With all the Superhero movies out this summer: Thor, X-Men: First Class, Green Lantern and Captain America: The First Avenger to name a few, it makes me feel a bit nostalgic for the days in which I would ride my bike to the comic bookstore to buy and read all of those same comics as soon as they came out. It also makes me feel a bit nauseated when flash-forwarding memories to a few years later when my first girlfriend took the place of my last comic books ever bought.

Some of my ex-girlfriends have left powerful memories forever etched in my memory. Some of them also had powers. Evil, diabolical, super-annoying powers that I’ll never forget.

Like my ex who had Teenage Ninja Power – she would always appear out of nowhere needing something when I was broke, when I was already running late for something, when I was on the toilet or basically whenever I wanted to be alone. She was more Shaquille than April O’Neal, towering over and intimidating me instead of making me want to share my problems.

More Shredder than Splinter, armed with an arsenal of toxic questions that I would try to dodge daily like, “What’s wrong?” “You want to go shopping AGAIN?” “What are you doing in the bathroom for so long?” along with my least favorite “Why are you crying while running away from me?” The only Splinter she was to me was the one in my wood.

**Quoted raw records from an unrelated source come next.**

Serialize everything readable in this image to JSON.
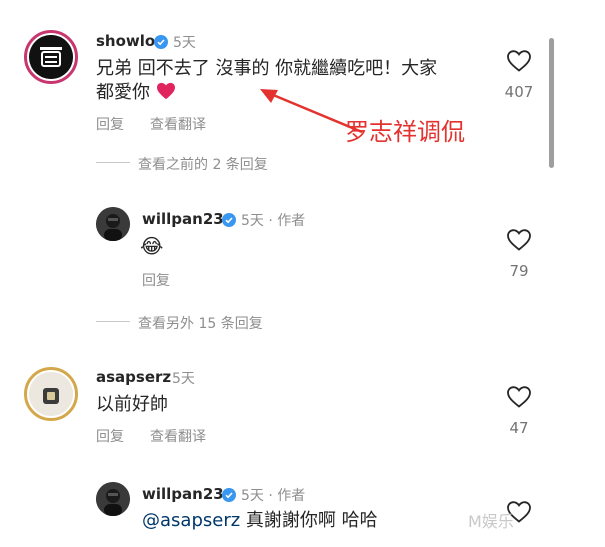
{
  "comments": [
    {
      "username": "showlo",
      "time": "5天",
      "text_line1": "兄弟 回不去了 沒事的 你就繼續吃吧！大家",
      "text_line2": "都愛你",
      "reply_label": "回复",
      "translate_label": "查看翻译",
      "likes": "407"
    },
    {
      "username": "willpan23",
      "meta": "5天 · 作者",
      "text": "😂",
      "reply_label": "回复",
      "likes": "79"
    },
    {
      "username": "asapserz",
      "time": "5天",
      "text": "以前好帥",
      "reply_label": "回复",
      "translate_label": "查看翻译",
      "likes": "47"
    },
    {
      "username": "willpan23",
      "meta": "5天 · 作者",
      "mention": "@asapserz",
      "text": " 真謝謝你啊 哈哈"
    }
  ],
  "threads": {
    "view_previous": "查看之前的 2 条回复",
    "view_more": "查看另外 15 条回复"
  },
  "annotation": {
    "text": "罗志祥调侃",
    "color": "#e4332f"
  },
  "watermark": "M娱乐",
  "colors": {
    "verified": "#3897f0",
    "ring": "#c8366f",
    "heart_emoji": "#e0245e"
  }
}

Or the ex who could predict the future: “You’re not going to like any of my guy friends,” she said in the beginning. I didn’t. Especially the ones who never wore shirts or shoes, although I do think they were somehow still getting service.

“I’m going to get wasted tonight and PAR-TAY!” She did. It never failed. She also said “PAR-TAY!” every single time with unlimited exclamation marks and without any shame, which was enough of a reason to break up after the 248th time until we both found ourselves single again.

That break up was after she Nostradamned us with my least favorite: “One day you’re going to get sick of me getting wasted, losing my phone and waking you up holding on to [insert guy friend name here] half-naked.”

I too saw the future, the way, the truth AND the light after that one. I would rather have blue balls than her crystal balls any day.

Then there was the ex who I like to call the Silencer. When problems arose, or something urgently needed to be talked about – basically, when our relationship was on the line or things got tough – she got quiet, with the ability to stare off into space motionless, making everyone around her silent (and awkward) as well.

It was as if the same world that revolved around her wasn’t good enough for her to speak words, so she would immediately leave this planet and make her journey into her own little world where she was also the High Ruler, leaving us not-so-gifted here to read comic books, try to read her mind or play with our crystal balls in the bathroom, nervously awaiting and hoping to see a happier Space Queen return, possibly with flash cards, Morse code or some sign language to make it easier on us without special powers to understand her.

The last one was the Eraser. The power to erase all memories of good times is mighty, indeed. Mighty unfortunate that I can’t think of any good memories of her, as the only thing that comes to mind when I think of her are her anger management issues that she said were no big deal, although her friends, family, pets and any cashier or waitress she ever came across would disagree.

I disagreed though – in silence. (A little trick I learned from the Silencer).

The Eraser was most powerful because she could also apparently erase memories of things I don’t remember doing but she SWEARS these things happened. She swears a lot.

She also freaks me out a lot, although she SWEARS that I slept with one eye open while sweating BEFORE I met her, I don’t believe her. I’m not going to tell her that though.

I hope they’re all putting their powers to good use somewhere these days.

Somewhere in a galaxy, far, far away.